When considering an application by an asylum seeker from a "safe country", the Home Secretary should assure himself that, if returned to that safe country, there would be no real risk that the asylum seeker would be sent to another country otherwise than in accordance with the 1951 Geneva Convention.
The Court of Appeal affirmed the Divisional Court's dismissal of an application for judicial review of the Home Secretary's decision, authorising the removal of the applicant from the United Kingdom to France.
The applicant, a Turkish citizen of Kurdish origin, arrived in the United Kingdom on 31 August 1996 from Paris and claimed political asylum. She was granted temporary leave to enter, and the immigration officer's decision as to her removal was stayed pending the outcome of her application for judicial review.
Manjit S. Gill and Asoka Dias (Bluett & Co, Edmonton) for the applicant; David Pannick QC and Mark Shaw (Treasury Solicitor) for the Home Secretary.
Lord Woolf MR said that the issue was whether the Home Secretary's decision to issue a certificate under section 2(2) of the Asylum and Immigration Act 1996, to the effect that the applicant should be returned immediately to France where her claim to asylum would be heard, was one to which he was entitled to come.
The Home Secretary accepted that because of the time which had elapsed since the applicant's arrival in this country she could not be removed until her application for asylum was heard and determined on its merits. That meant that her appeal was pursued as a matter of principle.
Among those to whom the Asylum and Immigration Act 1996 applied were asylum seekers from a "safe country", which was a country other than that where the asylum seeker feared persecution.
They could be returned to the safe country subject to the important proviso that it was not one where they would be persecuted, or from which they would be returned to the country where they alleged he would be persecuted, without the merits of their asylum claim being properly investigated, or in breach of the Geneva Convention.
Special adjudicators, when determining appeals prior to the removal of their jurisdiction by the 1996 Act, had indicated that they were not satisfied that France could be treated as a safe country.
The Home Secretary was under an obligation to satisfy himself that either those decisions of special adjudicators were in his opinion wrong, or that the position in France had since changed for the better.
It was submitted on behalf of the Home Secretary that in considering an application for asylum he was entitled to ask himself whether, in his opinion, there was a reasonable degree of likelihood that France would send the appellant to Turkey otherwise than in accordance with the Convention. The Divisional Court appeared to have accepted that submission.

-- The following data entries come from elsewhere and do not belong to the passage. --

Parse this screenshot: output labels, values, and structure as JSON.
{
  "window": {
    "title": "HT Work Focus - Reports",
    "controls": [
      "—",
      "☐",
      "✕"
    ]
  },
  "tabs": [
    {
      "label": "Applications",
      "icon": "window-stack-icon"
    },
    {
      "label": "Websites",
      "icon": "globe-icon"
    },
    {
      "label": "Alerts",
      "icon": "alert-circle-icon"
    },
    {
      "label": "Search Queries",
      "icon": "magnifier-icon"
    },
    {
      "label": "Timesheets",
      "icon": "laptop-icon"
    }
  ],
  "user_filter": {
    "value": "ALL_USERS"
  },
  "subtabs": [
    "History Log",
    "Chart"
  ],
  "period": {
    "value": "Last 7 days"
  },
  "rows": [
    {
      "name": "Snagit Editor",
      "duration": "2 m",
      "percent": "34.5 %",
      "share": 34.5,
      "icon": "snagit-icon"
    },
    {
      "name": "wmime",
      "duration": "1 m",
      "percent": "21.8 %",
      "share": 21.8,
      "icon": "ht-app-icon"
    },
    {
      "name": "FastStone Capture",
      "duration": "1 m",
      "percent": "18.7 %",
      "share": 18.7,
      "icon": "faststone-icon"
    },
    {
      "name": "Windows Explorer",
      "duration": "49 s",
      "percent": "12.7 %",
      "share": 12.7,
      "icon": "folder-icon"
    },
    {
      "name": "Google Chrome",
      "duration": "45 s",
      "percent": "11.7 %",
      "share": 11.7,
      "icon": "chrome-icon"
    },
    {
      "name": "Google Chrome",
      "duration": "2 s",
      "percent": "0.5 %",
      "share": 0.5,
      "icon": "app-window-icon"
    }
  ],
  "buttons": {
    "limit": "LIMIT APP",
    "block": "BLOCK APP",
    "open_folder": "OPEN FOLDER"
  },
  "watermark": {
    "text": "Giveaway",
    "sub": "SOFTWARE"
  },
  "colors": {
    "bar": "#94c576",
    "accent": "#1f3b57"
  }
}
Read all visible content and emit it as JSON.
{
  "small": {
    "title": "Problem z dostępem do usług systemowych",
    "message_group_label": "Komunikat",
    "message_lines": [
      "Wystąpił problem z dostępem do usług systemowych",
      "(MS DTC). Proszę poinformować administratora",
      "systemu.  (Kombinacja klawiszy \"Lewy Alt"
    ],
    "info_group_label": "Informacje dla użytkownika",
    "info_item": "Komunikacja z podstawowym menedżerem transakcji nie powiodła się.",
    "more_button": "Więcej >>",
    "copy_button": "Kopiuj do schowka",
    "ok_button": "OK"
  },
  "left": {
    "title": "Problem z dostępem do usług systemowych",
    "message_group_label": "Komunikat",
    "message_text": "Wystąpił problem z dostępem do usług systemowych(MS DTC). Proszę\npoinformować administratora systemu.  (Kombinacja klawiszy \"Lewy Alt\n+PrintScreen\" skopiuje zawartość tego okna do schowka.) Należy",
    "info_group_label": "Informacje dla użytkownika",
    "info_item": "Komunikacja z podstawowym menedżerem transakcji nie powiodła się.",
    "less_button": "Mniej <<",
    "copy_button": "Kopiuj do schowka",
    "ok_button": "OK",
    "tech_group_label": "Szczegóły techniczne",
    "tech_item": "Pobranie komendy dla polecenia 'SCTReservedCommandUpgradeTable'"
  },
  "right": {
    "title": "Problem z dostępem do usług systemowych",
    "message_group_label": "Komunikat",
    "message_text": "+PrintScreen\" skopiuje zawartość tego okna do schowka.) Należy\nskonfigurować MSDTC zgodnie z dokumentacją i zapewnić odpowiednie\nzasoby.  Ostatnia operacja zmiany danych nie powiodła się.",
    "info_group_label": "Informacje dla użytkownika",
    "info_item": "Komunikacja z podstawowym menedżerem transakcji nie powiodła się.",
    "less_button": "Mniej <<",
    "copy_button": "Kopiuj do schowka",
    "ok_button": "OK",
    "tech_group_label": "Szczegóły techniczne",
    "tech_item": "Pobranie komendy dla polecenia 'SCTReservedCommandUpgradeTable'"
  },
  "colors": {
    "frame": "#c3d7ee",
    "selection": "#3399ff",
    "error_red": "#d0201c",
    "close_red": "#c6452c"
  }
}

Their Lordships did not agree. That submission involved a lower threshold than that laid down by the 1996 Act. What was required was that there should be "no real risk that the asylum seeker would be sent to another country otherwise than in accordance with the Convention". The unpredictability of human behaviour, or the remote possibility of changes in administrative law or procedures which there was no reason to anticipate, would not be a real risk.
It was for the Home Secretary to evaluate the material. If he could properly have come to the decision which he did on that material then the court could not interfere.
Like the Divisional Court their Lordships had carefully considered all the material placed before them. They understood the concerns of the special adjudicators. However, there was a difference between the decisions of the special adjudicators and the responsibilities of the court. The special adjudicators, on an appeal, considered the material which was before them and made their own judgment as to the merits. The court's role was limited to that of review.
Approaching the question thus, it could not be said that the Home Secretary had not been entitled to come to the opinion that he did.